Duo Port Mande uses music to bring many worlds together
NADINE MATTHEWS | 3/28/2019, 4:27 p.m.
Both Jordan and Dover are avid hip-hop fans. “Hip-hop,” says Jordan, “is a hybrid art form. People look at hip-hop like, it’s only music. But it’s only half music. The other half is poetry, which is a separate discipline.” He believes Andre Benjamin typifies the hip-hop artist who pays attention to both. “I was like I can tell this guy is really invested in both the music and words. He’s a powerful lyricist and poet without music at all. I like Mos Def a lot for the same reason.”
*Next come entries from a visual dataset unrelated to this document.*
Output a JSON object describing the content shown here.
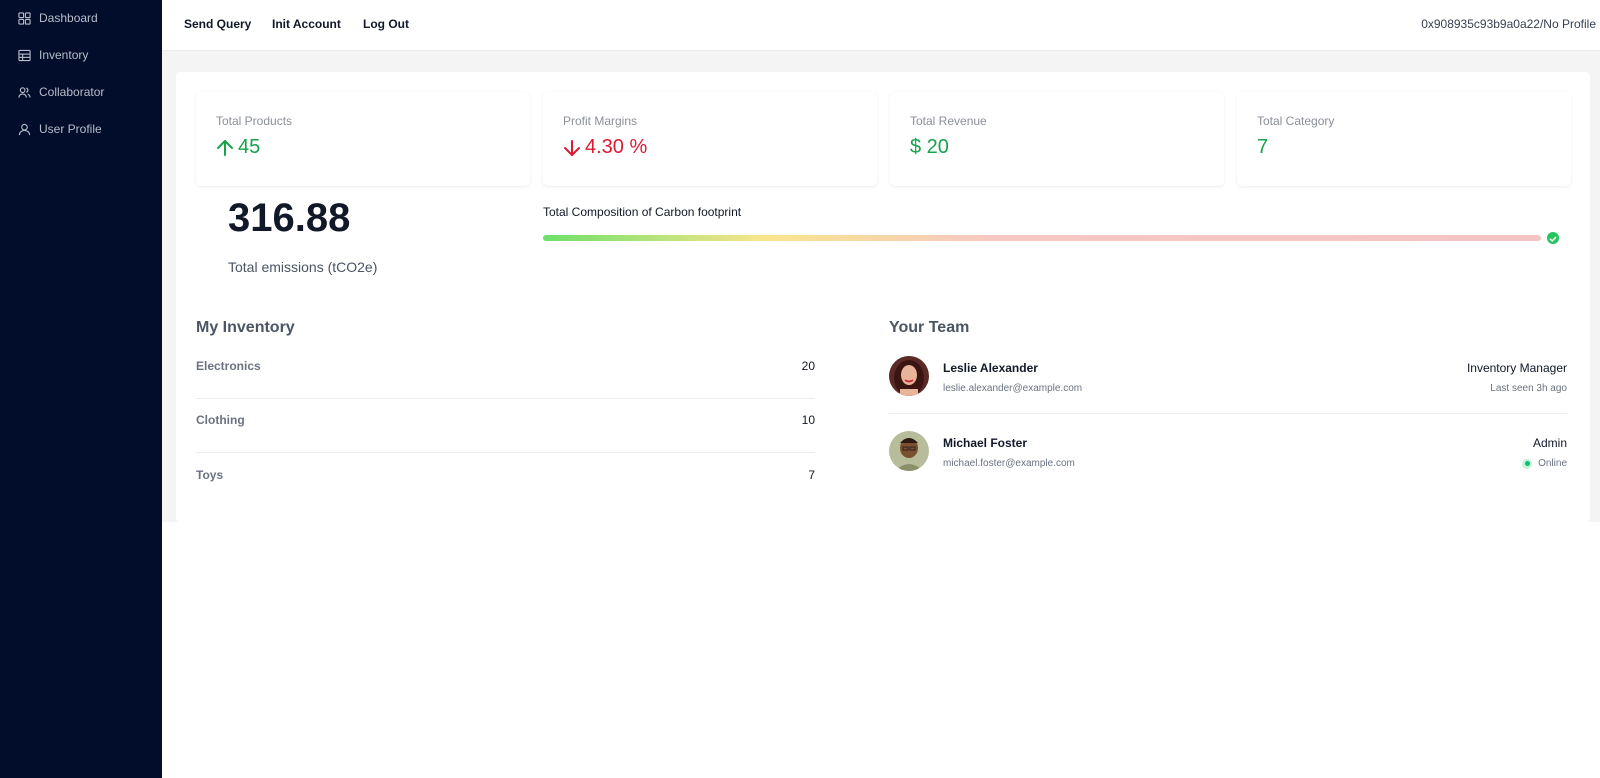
{
  "sidebar": {
    "items": [
      {
        "label": "Dashboard",
        "icon": "grid-icon"
      },
      {
        "label": "Inventory",
        "icon": "table-icon"
      },
      {
        "label": "Collaborator",
        "icon": "users-icon"
      },
      {
        "label": "User Profile",
        "icon": "user-icon"
      }
    ]
  },
  "header": {
    "nav": [
      "Send Query",
      "Init Account",
      "Log Out"
    ],
    "account": "0x908935c93b9a0a22/No Profile"
  },
  "stats": [
    {
      "title": "Total Products",
      "value": "45",
      "trend": "up",
      "color": "#16a34a"
    },
    {
      "title": "Profit Margins",
      "value": "4.30 %",
      "trend": "down",
      "color": "#dc1a32"
    },
    {
      "title": "Total Revenue",
      "value": "$ 20",
      "trend": "none",
      "color": "#16a34a"
    },
    {
      "title": "Total Category",
      "value": "7",
      "trend": "none",
      "color": "#16a34a"
    }
  ],
  "emissions": {
    "value": "316.88",
    "label": "Total emissions (tCO2e)",
    "composition_label": "Total Composition of Carbon footprint",
    "progress_status": "complete"
  },
  "inventory": {
    "title": "My Inventory",
    "items": [
      {
        "name": "Electronics",
        "count": "20"
      },
      {
        "name": "Clothing",
        "count": "10"
      },
      {
        "name": "Toys",
        "count": "7"
      }
    ]
  },
  "team": {
    "title": "Your Team",
    "members": [
      {
        "name": "Leslie Alexander",
        "email": "leslie.alexander@example.com",
        "role": "Inventory Manager",
        "status": "Last seen 3h ago"
      },
      {
        "name": "Michael Foster",
        "email": "michael.foster@example.com",
        "role": "Admin",
        "status": "Online"
      }
    ]
  },
  "colors": {
    "sidebar_bg": "#020c2b",
    "positive": "#16a34a",
    "negative": "#dc1a32",
    "online": "#10b981"
  }
}
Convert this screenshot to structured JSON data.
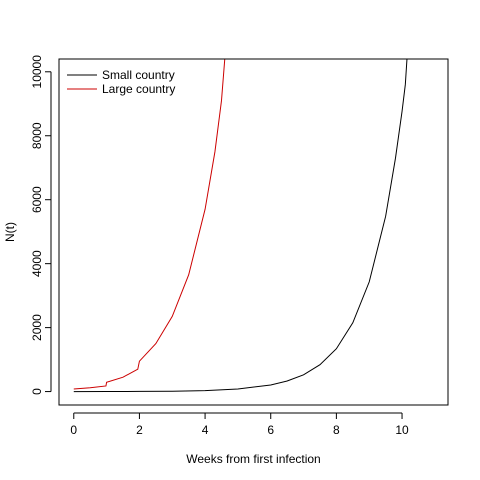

With their vast musical influences, it was interesting to find out which musicians each found particularly affecting. Jordan replies, “The great pipe organ work of Bach. He truly embodies the spirit of what being a musician is about. He looked as music as a science and as an art form. Bach is totally cerebral but also totally emotional. Most people spend their whole artistic careers trying to find that balance.”
Jazz clarinetist Eric Dolphy is an understandable favorite for Dover. “Eric Dolphy definitely is a hero of mine for sure,” he enthuses. “He almost single-handedly brought the bass clarinet into kind of the fabric of modern jazz and modern American music. So we are super indebted to him.” He also loves classical composers such as Maurice Ravel and Brahms and points to music by legendary R&B musician Donny Hathaway as having the ability to take him to another plane, spiritually speaking. “Donny Hathaway’s recording of ‘For All We Know.’ Wow! I challenge you to listen to it and not be filled with goosebumps. So many emotions, so much sadness, but also so much joy.”